For two days, the entire world held its breath. Attempts at contact did nothing, and nobody wanted to antagonize our new "friends." Experts guessed at what they looked like and what they were doing here. Nobody worked, so cities and services began to shut down. The president was about to order people back to work, but nobody felt comfortable working in the shadow of those ships.

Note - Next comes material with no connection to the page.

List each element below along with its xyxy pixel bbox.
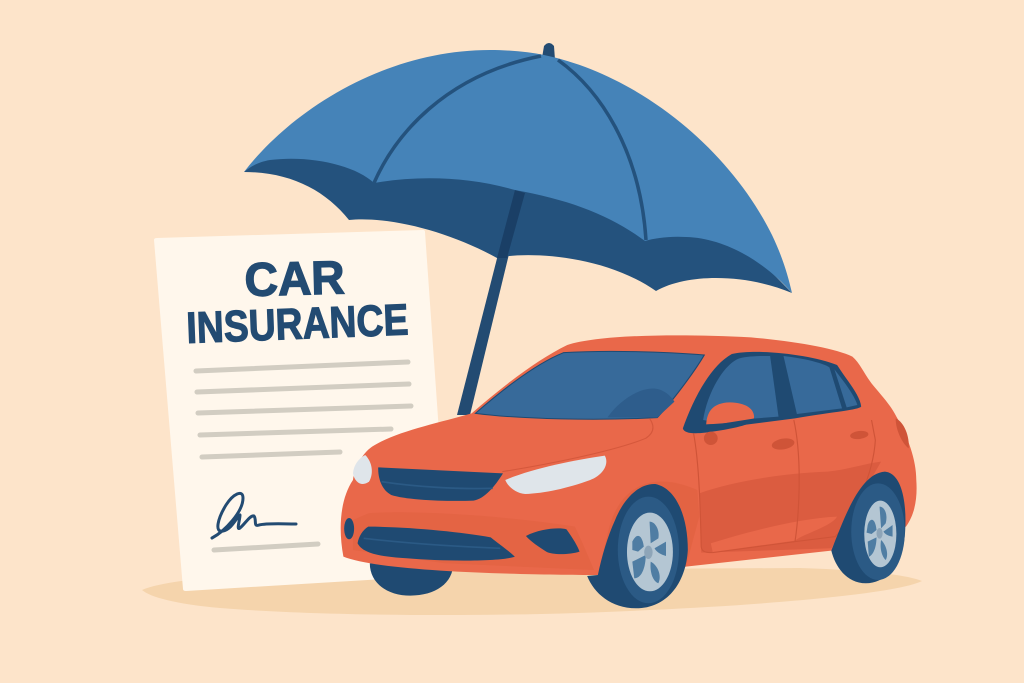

Then it happened. The news showed it time and again, from the belly of each ship, a cloud of machines spewed forth. A veritable rain of glassy black spheres, each one about seven feet in diameter. They glided down and descended on the crowds, and as people ran the spheres came along behind them. Rapidly, they fell over, one after another, apparently paralyzed. You could never see what hit them; they just fell and lay there. After the spheres came the Takers; little oblong ships--miniature copies of the monoliths, if you could call a sixty-yard ship miniature, scooping people inside with tentacles from their bellies.

At this, the entire world retreated indoors. From every window and doorway, gunfire and sometimes high explosives were fired and hurled at the spheres, but nothing ever worked. By the second day someone had devised giant nets, but the spheres sliced through them. We never saw how, it was always something very quick or probably invisible. One ship got nuked, over Israel. It did nothing to the ship and instead fallout rained on the streets of Tel Aviv. By the third day, they were coming into houses. Always right through the walls. Many houses collapsed and people were sure to have died within or got buried alive, but still the harvest was rich for the Takers.

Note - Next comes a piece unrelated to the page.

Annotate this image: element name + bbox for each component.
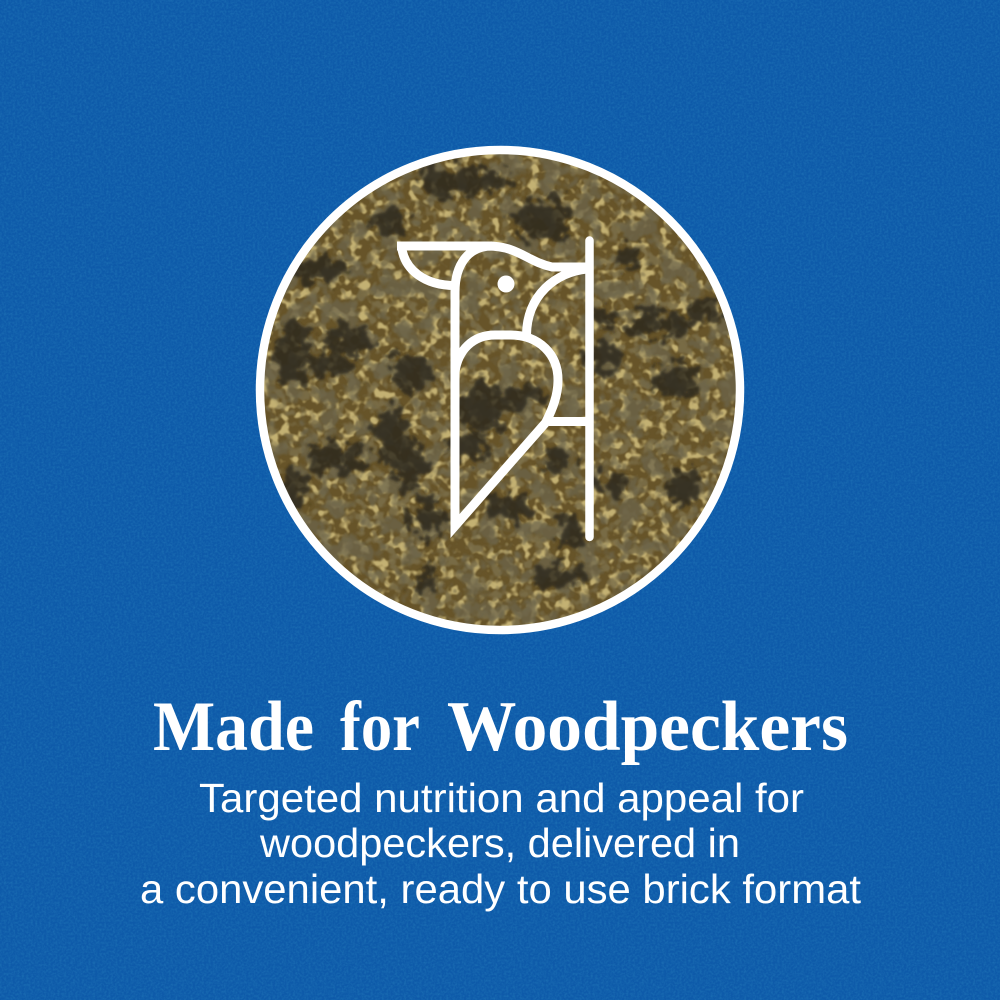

Tearing people out of their homes took a very long time. Sometimes people foolishly gathered in churches, which attracted them, or they tried driving or walking out of the cities and were scooped up in turn. At least the thugs were too scared to make it worse by coming out to rape and riot anymore. No matter who they were, or how fast they drove or ran, they were always taken. Finally, the news stopped, electricity and water went off, and humanity was headed back to the Stone Age, but those were the least of our anxieties.

As for myself, I simply waited at home. Going outside would get me captured sooner, and I hoped instead they would get their fill and go home before they got to me.